3. I think settling these tobacco suits by class action was a big mistake, and the courts should not have allowed that to happen. Rather, I think individuals should have kept their individual claims in tort. More specifically, I think the damages in each individual case are large enough and the causation issues generally clear enough that class action techniques (which are messy and imperfect) should not have been resorted to.
4. I don't think it was smokers that wanted these class action settlements. Rather, I think government and the tobacco companies colluded, either tacitly or openly to make them happen. Maybe insurance companies, too. I thank goodness that my law firm did not order to work on these cases. nevertheless, courts should have been more hip to what was going on in these class action settlements and put the kibosh on it. The courts should have made sure that indivisuals kept their prerogatives to sue in tort, regardless of whaether the tobacco companies wanted that outcome or not.

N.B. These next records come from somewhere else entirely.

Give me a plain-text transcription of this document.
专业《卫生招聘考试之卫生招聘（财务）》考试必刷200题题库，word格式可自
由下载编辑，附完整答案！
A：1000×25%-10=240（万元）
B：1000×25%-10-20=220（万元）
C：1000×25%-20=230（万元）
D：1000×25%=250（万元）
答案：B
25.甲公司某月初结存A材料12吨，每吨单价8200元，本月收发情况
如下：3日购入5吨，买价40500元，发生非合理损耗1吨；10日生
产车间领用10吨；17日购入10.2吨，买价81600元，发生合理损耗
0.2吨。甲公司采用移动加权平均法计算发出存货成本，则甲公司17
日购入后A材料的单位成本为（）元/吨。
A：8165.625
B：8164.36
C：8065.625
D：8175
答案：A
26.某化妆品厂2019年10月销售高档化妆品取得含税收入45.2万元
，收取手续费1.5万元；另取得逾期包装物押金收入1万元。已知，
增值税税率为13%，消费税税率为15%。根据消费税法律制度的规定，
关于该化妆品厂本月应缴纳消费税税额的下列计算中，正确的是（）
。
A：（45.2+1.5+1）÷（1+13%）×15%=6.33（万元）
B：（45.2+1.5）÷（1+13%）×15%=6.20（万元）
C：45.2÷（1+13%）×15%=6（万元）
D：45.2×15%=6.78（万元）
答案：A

5. All that said, given that we live in the world where these settlements are the law of the land, what is going on with the ALF makes perfect sense in that (admittedly lousy) context.
6. Mr. Sullum should know better than to try to make good p.r. out of this situation. Some of his readers may be that naive, but he should aim to persuade a higher intellectual strata of his readership.
--I thank goodness that my law firm did not order me to work on these cases.--
just can't get the words out right today!
Groups like this make me want to take up smoking so that I can go to their offices and blow smoke in their faces.
Groups like this make me want to take up smoking so that I can go to their offices and blow smoke in their faces.
Don't worry, there's plenty of us already taking up that burden on your behalf. Upon reading this post, I promptly lit up, and I'm sure I'm not the only one.
I don't think it was smokers that wanted these class action settlements.
Ha ha... of course not. It was lawyers, politicians, lawyers, Philip Morris, and a few more lawyers who wanted this.
The average smoker got jack shit out of it, except 2x to 3x higher prices.
Dave - I see where you're coming from now... you agree that the whole shebang is ridiculous but argue that, within that framework of ridiculous, the funny money business makes sense.
Got it. I just stopped when I reached the "this is ridiculous" point in my mind.